Americans are accustomed to receiving traditional mail fairly efficiently -- without undue delay and at not too high a cost -- via the U.S. Postal Service.
But that service is threatened by massive financial losses at the Postal Service. The agency expects to have almost a $10 billion deficit this fiscal year and might run completely out of money within months.
Well, a lot of things, but one of the biggest issues is email. Tens of millions of Americans and U.S. businesses are simply not using the Postal Service nearly as much as they used to, because they can send so much of their correspondence via computer with email. It saves them a great deal of time and money.
But at the same time, the huge drop in the use of traditional mail has helped generate correspondingly huge deficits at the Postal Service.
Now, the Postal Service is nearing default on billions of dollars it owes to finance its retirees' health coverage.

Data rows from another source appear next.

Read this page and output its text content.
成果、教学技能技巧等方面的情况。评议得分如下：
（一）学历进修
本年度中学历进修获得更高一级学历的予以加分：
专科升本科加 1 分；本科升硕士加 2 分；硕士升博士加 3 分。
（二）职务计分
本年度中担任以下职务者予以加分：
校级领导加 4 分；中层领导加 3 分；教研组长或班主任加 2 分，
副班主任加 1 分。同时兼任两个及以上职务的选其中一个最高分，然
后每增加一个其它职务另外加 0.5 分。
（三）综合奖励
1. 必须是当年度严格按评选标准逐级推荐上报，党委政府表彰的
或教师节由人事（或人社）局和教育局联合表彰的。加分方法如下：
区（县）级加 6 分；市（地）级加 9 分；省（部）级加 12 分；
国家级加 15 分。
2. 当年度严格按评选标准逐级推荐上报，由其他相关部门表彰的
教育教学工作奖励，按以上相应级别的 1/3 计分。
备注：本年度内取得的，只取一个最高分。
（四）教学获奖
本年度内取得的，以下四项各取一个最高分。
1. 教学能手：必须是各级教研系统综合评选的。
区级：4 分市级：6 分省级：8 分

Not surprisingly, the agency is pleading its case with Washington for aid, and the Obama administration appears inclined to try to provide assistance of some type. The administration has proposed giving the Postal Service an extra three months to make a $5.5 billion payment that is due at the end of this month. It also has said it will come up with a plan to "stabilize" the Postal Service, The New York Times reported.
Meanwhile, Postmaster General Patrick Donahoe has suggested closing thousands of little-used post offices around the country and laying off 120,000 employees. The trouble is, the Postal Service is constrained by labor contracts that make it hard to lay off workers.
There is no easy solution to the Postal Service's problems. Many Americans still rely on the agency for mail delivery and don't want the number of delivery days reduced. Stamp price increases big enough to cover a significant portion of the current losses would drive away customers. And certainly taxpayers should not be put on the hook for any sort of bailout. (Bizarrely, U.S. Sen. Claire McCaskill, D-Mo., suggests the Postal Service could generate revenue by having a big ad campaign urging people to write more letters.)
It seems obvious that at least part of the solution is to close under-used post offices, relax union rules that block layoffs of workers who are not needed, and otherwise economize so that the size of the Postal Service matches our country's actual need for it. That would be painful, but the federal government should not shield the Postal Service from the market forces that affect private companies.